On neglecting provincial rights, one commentary asks: “is it morally right and politically wise for the federal government to impose an agreement on the provinces that affects their rights without consulting them?” In mid November, responding to criticism of FIPA in the Comox Valley Record, Tory MP John Duncan for Vancouver Island North notes that under the agreement, “Chinese investors in Canada must obey all of the laws and regulations of Canada”, which includes respecting the rights of the provinces under the Canadian system of federalism.
Another criticism is that Canadian businesses would be at the mercy of the Chinese legal system if and when their businesses are expropriated. Mr Duncan writes: “The main purpose of FIPA is to ensure Canadian investors in a foreign jurisdiction greater protection against discriminatory and wholly arbitrary practices…The agreement also ensures that all investment disputes are resolved under international arbitration, ensuring that adjudications are independent and fair. Canadian investors in China will no longer have to rely on the Chinese legal system to have their disputes resolved”.
In this connection, critics are particularly outraged that a secretive three-member arbitration panel would decide on matters of Canadian environmental and economic policy and thereby undermine Canadian democracy and sovereignty. Under FIFA rules, they say, Chinese companies with interests in the Canadian oil sands could sue the Canadian government on the grounds of profit loss if, for instance, the Northern Gateway pipeline is cancelled due to environmental and/or First-Nation concerns.
Bob Zimmer, Conservative MP for Prince George-Peace River, however, rejects such speculation outright. Quoted in the Prince George Free Press, Mr Zimmer responded, “The FIPA that we have with China is a framework, somewhat of a reciprocity…The FIPA helps us with a framework for companies and foreign investment that wasn’t there previously. It gives parameters the Chinese have to operate under with us.”
Attending a Ottawa briefing with foreign affairs officials last month, John Weston, another Conservative MP, adds that FIPA sets new standards for transparency that guarantees public access to relevant documents and awards and sets terms for public hearings when disputes occur.

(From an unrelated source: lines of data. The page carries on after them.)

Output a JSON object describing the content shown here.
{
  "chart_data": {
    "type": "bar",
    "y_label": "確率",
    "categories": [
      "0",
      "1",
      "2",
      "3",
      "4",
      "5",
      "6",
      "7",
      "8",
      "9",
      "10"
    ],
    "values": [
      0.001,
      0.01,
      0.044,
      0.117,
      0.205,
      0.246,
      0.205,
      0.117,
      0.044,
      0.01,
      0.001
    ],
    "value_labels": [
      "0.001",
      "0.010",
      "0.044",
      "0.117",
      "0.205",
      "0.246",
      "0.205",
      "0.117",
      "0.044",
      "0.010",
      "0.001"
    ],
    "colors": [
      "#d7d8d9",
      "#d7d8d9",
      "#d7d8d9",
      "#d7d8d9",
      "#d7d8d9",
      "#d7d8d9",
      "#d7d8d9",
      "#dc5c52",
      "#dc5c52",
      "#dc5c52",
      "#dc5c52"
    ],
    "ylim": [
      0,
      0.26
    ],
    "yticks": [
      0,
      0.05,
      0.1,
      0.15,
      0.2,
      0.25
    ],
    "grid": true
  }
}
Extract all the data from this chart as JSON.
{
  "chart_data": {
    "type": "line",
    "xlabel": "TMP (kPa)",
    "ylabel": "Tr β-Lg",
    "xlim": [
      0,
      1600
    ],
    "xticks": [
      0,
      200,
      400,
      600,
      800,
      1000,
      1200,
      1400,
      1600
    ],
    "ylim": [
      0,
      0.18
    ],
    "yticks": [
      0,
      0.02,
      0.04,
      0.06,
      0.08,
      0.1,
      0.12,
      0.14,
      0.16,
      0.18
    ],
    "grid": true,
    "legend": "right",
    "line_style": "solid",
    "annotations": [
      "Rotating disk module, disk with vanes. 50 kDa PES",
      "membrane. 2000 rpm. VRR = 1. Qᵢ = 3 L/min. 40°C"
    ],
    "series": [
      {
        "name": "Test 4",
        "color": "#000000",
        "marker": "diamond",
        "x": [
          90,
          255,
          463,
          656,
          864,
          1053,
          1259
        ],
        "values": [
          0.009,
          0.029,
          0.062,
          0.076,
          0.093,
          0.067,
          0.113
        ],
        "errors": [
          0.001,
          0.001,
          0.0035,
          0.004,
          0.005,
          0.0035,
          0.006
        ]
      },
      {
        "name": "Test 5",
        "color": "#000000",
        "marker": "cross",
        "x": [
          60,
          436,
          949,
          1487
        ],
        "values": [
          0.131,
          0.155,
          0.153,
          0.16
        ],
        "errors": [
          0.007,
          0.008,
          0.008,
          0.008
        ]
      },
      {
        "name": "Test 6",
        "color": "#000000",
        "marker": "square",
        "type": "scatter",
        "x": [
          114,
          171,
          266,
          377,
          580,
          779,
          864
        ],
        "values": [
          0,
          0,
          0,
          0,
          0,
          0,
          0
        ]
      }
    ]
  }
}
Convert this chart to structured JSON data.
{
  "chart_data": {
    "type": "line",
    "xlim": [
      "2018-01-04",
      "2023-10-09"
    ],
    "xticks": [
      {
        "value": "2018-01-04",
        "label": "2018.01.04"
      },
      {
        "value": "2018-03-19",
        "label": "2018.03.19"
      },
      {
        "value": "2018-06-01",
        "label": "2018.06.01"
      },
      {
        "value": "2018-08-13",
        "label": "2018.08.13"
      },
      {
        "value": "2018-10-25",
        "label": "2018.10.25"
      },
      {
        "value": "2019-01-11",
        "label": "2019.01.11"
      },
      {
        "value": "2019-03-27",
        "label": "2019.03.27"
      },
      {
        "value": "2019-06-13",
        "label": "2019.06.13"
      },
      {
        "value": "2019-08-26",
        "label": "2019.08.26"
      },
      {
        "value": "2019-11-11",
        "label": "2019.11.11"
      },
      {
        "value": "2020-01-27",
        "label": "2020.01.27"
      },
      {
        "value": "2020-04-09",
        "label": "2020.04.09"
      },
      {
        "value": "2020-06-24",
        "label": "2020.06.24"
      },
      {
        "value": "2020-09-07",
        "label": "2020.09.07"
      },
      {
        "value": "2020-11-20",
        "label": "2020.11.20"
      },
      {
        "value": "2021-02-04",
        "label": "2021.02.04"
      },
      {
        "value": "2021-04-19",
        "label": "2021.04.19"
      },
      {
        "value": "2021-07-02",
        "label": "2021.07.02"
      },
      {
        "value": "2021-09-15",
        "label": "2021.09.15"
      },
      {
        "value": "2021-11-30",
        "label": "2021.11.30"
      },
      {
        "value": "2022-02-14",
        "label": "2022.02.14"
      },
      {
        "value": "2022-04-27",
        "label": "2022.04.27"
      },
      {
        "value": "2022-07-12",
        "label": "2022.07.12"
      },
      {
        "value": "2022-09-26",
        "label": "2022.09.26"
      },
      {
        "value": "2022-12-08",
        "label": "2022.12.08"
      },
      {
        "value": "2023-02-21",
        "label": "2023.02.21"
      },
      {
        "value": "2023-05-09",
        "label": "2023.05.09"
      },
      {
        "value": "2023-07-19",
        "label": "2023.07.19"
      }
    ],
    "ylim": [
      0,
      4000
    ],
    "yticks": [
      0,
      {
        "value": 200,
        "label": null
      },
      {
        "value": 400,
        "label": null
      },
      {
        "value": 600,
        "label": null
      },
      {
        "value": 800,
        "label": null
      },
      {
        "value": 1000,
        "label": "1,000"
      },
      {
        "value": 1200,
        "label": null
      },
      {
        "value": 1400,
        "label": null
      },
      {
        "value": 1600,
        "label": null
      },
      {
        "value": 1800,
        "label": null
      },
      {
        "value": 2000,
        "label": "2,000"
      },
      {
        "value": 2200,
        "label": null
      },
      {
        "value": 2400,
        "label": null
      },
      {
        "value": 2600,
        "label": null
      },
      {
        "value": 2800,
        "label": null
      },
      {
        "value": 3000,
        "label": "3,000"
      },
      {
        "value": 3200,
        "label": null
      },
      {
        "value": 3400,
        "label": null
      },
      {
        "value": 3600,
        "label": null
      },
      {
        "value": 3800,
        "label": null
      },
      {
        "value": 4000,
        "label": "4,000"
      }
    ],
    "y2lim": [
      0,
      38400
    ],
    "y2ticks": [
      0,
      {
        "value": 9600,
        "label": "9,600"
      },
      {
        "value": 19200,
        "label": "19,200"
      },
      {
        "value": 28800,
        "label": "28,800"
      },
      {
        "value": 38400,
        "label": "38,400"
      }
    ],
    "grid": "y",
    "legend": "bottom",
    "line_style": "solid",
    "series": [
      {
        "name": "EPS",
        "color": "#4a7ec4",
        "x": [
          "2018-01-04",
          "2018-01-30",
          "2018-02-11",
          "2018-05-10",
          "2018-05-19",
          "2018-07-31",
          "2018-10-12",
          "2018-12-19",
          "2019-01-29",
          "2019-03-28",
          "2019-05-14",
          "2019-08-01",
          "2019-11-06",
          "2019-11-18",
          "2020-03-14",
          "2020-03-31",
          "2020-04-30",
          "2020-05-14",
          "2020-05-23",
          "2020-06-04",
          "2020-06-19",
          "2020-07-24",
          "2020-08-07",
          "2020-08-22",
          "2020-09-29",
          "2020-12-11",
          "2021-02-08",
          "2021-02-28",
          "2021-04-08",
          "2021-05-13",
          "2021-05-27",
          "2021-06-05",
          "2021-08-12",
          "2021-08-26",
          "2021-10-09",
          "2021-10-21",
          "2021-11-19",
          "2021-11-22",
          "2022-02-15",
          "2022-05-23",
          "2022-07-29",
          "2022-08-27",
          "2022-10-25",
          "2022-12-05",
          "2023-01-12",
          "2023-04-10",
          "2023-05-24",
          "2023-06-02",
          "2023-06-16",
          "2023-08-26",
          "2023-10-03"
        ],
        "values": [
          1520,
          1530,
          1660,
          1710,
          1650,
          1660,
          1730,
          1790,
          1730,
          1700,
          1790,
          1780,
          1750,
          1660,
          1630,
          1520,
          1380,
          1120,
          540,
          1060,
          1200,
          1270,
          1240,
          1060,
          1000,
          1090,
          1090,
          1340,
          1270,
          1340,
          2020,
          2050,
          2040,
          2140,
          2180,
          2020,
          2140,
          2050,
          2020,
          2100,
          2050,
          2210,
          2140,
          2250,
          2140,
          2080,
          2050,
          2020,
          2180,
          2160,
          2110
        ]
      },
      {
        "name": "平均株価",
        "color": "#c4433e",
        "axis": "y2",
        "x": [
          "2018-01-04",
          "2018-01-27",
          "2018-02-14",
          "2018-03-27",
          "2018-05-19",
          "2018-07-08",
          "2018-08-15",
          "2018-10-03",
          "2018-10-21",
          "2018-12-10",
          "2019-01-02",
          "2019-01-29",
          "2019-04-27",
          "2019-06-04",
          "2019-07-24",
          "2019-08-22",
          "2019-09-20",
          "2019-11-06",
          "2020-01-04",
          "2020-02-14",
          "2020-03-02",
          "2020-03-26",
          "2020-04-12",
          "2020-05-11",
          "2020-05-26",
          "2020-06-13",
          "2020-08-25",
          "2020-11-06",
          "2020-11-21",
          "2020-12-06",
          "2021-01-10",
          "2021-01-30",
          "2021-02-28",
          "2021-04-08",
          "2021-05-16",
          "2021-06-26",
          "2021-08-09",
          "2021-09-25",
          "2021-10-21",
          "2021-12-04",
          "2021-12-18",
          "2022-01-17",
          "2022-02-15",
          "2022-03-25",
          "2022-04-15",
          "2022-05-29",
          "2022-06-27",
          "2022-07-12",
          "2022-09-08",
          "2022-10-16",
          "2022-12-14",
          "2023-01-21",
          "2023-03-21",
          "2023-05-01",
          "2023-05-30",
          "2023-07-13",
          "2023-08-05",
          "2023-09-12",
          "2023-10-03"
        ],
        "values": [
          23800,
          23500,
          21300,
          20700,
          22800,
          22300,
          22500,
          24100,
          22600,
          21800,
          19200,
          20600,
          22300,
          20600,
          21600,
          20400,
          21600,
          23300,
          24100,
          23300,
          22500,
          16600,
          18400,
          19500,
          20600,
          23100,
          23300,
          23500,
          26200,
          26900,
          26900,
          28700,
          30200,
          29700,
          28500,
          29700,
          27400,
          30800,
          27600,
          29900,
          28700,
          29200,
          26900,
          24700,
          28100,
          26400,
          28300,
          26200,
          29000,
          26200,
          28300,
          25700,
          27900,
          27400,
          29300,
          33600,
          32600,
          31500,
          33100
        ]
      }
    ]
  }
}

Critics further accuse FIPA of emasculating existing Canadian environmental laws since they can be construed as being applied in arbitrary or unjustifiable ways or a disguised restriction on international trade and investment. Mr Duncan retorts: “What the agreement does NOT do is impair Canada’s ability to regulate and legislate in areas such as the environment, culture, safety, health and conservation. Furthermore, Canada’s ability to review foreign investments under the Invest Canada Act to ensure that they provide a net benefit to Canadians and that our national security is not compromised is preserved.”
Mr Duncan likened FIPA to the 24 investment treaties that Canada has signed with other countries. “We join countries such as New Zealand, Germany, the Netherlands, Belgium and Japan, which have all signed investment treaties with China on terms that are similar to or in most cases less favourable than the terms we have negotiated with China. Finally, in 2008, the Conservative Government introduced the unprecedented process of putting Canadian international treaties to the scrutiny of the House of Commons. Every single treaty is now tabled in the house for 21 days to give the opposition an opportunity to debate the treaty”.
While reasonable debate on the ramifications of FIPA is positive, unfounded fanatical opposition isn’t. Opponents should not expunge common sense or lose sight of the numerous benefits that FIPA would bring to the peoples of both countries.